Leia a íntegra da declaração em sua versão traduzida:


Especialistas em ondas de calor marinhas avaliam o aquecimento recente dos oceanos e antecipam impactos futuros

Os principais cientistas oceanógrafos avaliam os impactos mais recentes do aquecimento do oceano

Tem havido muita discussão recentemente sobre as tendências recordes de aquecimento que foram observadas globalmente nos últimos meses. Isto inclui um aquecimento observado em várias partes dos oceanos e um aumento nas ondas de calor marinhas. As ondas de calor marinhas ocorrem quando as temperaturas dos oceanos numa determinada região estão bem acima da média durante um longo período de tempo. As temperaturas mais quentes dos oceanos têm impacto no ambiente marinho e nos ecossistemas associados, e o calor dos oceanos também pode alimentar o desenvolvimento de ciclones tropicais. Os principais cientistas especialistas no assunto fizeram uma avaliação coletiva das tendências globais recentes e relataram o que podemos esperar no futuro.

O que está por trás das recentes ondas de calor marinhas generalizadas globalmente?

As temperaturas médias mensais globais dos oceanos estão atualmente num nível mais alto em relação às temperaturas desde o início do registo instrumental e potencialmente de níveis pretéritos, com 27% do oceano global com onda de calor marinha (estimativa feita em 15 de agosto de 2023). A Organização Mundial de Meteorologia anunciou recentemente que as previsões são para o desenvolvimento do fenômeno El Niño forte pela primeira vez em sete anos. As temperaturas da superfície do Pacífico tropical são mais quentes durante os anos do El Niño, à medida que o conteúdo de calor da parte superior do oceano é redistribuído de oeste para leste, explicando o intenso aquecimento que se desenvolve no Pacífico equatorial oriental. Além do Pacífico tropical, um estudo recente mostrou que as ondas de calor marinhas mais generalizadas ocorreram durante grandes eventos de El Niño. Uma região particularmente afetada pelo El Niño é o Nordeste do Pacífico, que também atravessa atualmente condições extremamente quentes.

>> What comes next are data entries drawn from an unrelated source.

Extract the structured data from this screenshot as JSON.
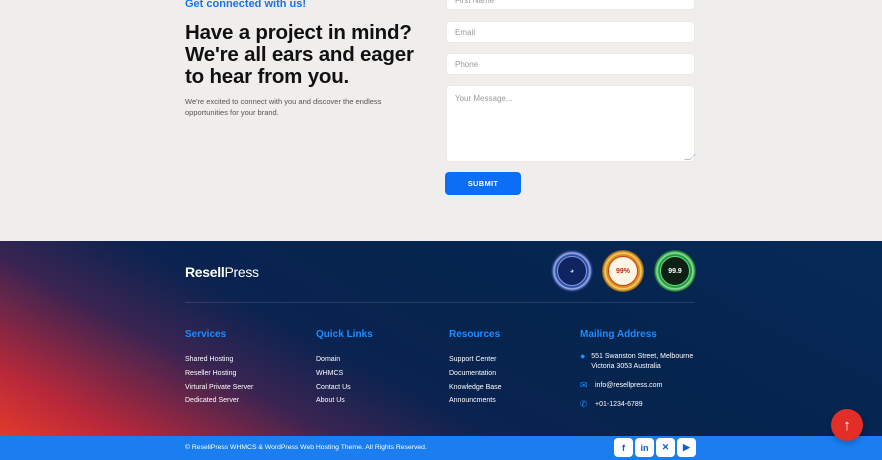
{
  "contact": {
    "eyebrow": "Get connected with us!",
    "headline": "Have a project in mind? We're all ears and eager to hear from you.",
    "lede": "We're excited to connect with you and discover the endless opportunities for your brand.",
    "fields": {
      "first_name_placeholder": "First Name",
      "email_placeholder": "Email",
      "phone_placeholder": "Phone",
      "message_placeholder": "Your Message..."
    },
    "submit_label": "SUBMIT"
  },
  "footer": {
    "logo_strong": "Resell",
    "logo_light": "Press",
    "badges": [
      {
        "text": "◕",
        "icon": "uptime-badge-blue"
      },
      {
        "text": "99%",
        "icon": "uptime-badge-gold"
      },
      {
        "text": "99.9",
        "icon": "uptime-badge-green"
      }
    ],
    "columns": [
      {
        "title": "Services",
        "items": [
          "Shared Hosting",
          "Reseller Hosting",
          "Virtural Private Server",
          "Dedicated Server"
        ]
      },
      {
        "title": "Quick Links",
        "items": [
          "Domain",
          "WHMCS",
          "Contact Us",
          "About Us"
        ]
      },
      {
        "title": "Resources",
        "items": [
          "Support Center",
          "Documentation",
          "Knowledge Base",
          "Announcments"
        ]
      }
    ],
    "mailing": {
      "title": "Mailing Address",
      "address": "551 Swanston Street, Melbourne Victoria 3053 Australia",
      "email": "info@resellpress.com",
      "phone": "+01-1234-6789"
    },
    "copyright": "© ResellPress WHMCS & WordPress Web Hosting Theme. All Rights Reserved.",
    "social": [
      {
        "glyph": "f",
        "icon": "facebook-icon"
      },
      {
        "glyph": "in",
        "icon": "linkedin-icon"
      },
      {
        "glyph": "✕",
        "icon": "x-icon"
      },
      {
        "glyph": "▶",
        "icon": "youtube-icon"
      }
    ]
  },
  "back_to_top": "↑",
  "colors": {
    "accent": "#1a7df0",
    "footer_bg": "#05244e",
    "danger": "#e32d27"
  }
}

Mapa de anomalias de temperatura da superfície do mar para 04/09/2023.

Há outras razões que poderiam explicar o aquecimento recente em outras regiões. Por exemplo, o Atlântico Norte sofreu uma sequência de ondas de calor marinhas que se estenderam desde os trópicos até às latitudes médias. Este padrão de aquecimento é consistente com a fase negativa da Oscilação do Atlântico Norte, um padrão natural de variabilidade atmosférica que pode impactar os ventos de superfície e influenciar as temperaturas dos oceanos. A Oscilação do Atlântico Norte foi fortemente negativa de meados de Abril a meados de Maio de 2023 e durante a maior parte de Julho, consistente com o padrão de aquecimento do Atlântico observado. Durante esta fase negativa, menos poeira do Saara é espalhada sobre o Oceano Atlântico tropical, permitindo que mais luz solar alcance a superfície e aqueça ainda mais o oceano. É possível que existam fatores locais adicionais para o aquecimento dos oceanos. No entanto, são necessários mais dados e investigação para identificar definitivamente os mecanismos específicos das atuais ondas de calor marinhas em diferentes regiões.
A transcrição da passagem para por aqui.